I’m reading a fractious Fourth Amendment decision from the 80s (Walter v. US if u must know), and wondering how to describe the first opinion.
It is authored by Justice Stevens and joined only by Justice Stewart. There is a concurrence in the judgment (no comment attached) from Justice Marshall. There is a concurrence in the judgment by Justice White, joined by Justice Brennan.
There is a four justice dissent authored by justice blackmun.
So, is the two-judge opinion by Stevens the “majority”, because it’s 2 +1 +2? Or is it the plurality, because it’s 2 but won anyway due to the three concurrences?

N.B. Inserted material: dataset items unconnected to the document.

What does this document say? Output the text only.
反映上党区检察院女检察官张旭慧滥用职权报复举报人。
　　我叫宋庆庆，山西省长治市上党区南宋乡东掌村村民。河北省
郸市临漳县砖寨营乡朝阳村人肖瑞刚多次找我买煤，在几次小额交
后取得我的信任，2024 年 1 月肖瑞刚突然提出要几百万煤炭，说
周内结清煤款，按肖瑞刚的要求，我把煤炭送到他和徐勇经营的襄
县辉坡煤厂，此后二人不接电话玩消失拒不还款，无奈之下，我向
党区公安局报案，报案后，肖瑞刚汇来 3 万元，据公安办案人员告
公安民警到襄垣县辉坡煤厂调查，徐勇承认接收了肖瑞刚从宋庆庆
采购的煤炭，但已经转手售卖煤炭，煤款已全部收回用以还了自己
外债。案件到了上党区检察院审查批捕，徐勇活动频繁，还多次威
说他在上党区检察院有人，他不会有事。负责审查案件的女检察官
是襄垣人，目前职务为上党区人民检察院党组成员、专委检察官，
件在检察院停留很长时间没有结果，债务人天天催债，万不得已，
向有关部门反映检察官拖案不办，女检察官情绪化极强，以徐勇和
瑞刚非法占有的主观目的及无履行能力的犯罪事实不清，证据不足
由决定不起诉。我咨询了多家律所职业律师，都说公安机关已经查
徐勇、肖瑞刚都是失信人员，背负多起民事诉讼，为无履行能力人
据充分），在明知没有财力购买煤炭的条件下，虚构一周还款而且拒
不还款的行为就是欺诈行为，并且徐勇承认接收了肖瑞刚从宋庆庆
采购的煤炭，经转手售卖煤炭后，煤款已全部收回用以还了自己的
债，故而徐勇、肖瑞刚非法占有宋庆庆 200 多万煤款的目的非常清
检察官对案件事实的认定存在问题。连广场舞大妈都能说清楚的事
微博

Is there any other useful name for this?
For background on why I ask, a later decision (4 years later, appropriately in 1984) also authored by Stevens (us v. Jacobsen) would refer back to this one, saying there was “no opinion for the court,” and combine the two-justice what-should-i- call-it with the four-justice dissent to MacGyver a rule amounting to a new and troubling exception to the Fourth Amendment. The latter decision is a lot of sleight of hand, crafting a majority out of two opposing sides of a decision with drastically different rationales to claim a consistent rule that is in no way supported by the two-judge majority(?) decision or its concurrences.
That artificial majority crafted a rule for the “private search doctrine”, stating that when a private party searches through your stuff, reasonably or not, legally or not, you have no expectation of privacy in that stuff, and so police can do the same without a warrant or probable cause up until the point they “exceed the scope” of the original private search.
I think it’s bullshit, and would like to write about it being bullshit for a law review Note. But I’d like to use the right words to describe the misappropriated two-Justice… thingie. Help me, teeming masses, I know half of you are lawyers and the rest of you know more about it than 2 years at a top law school have given me!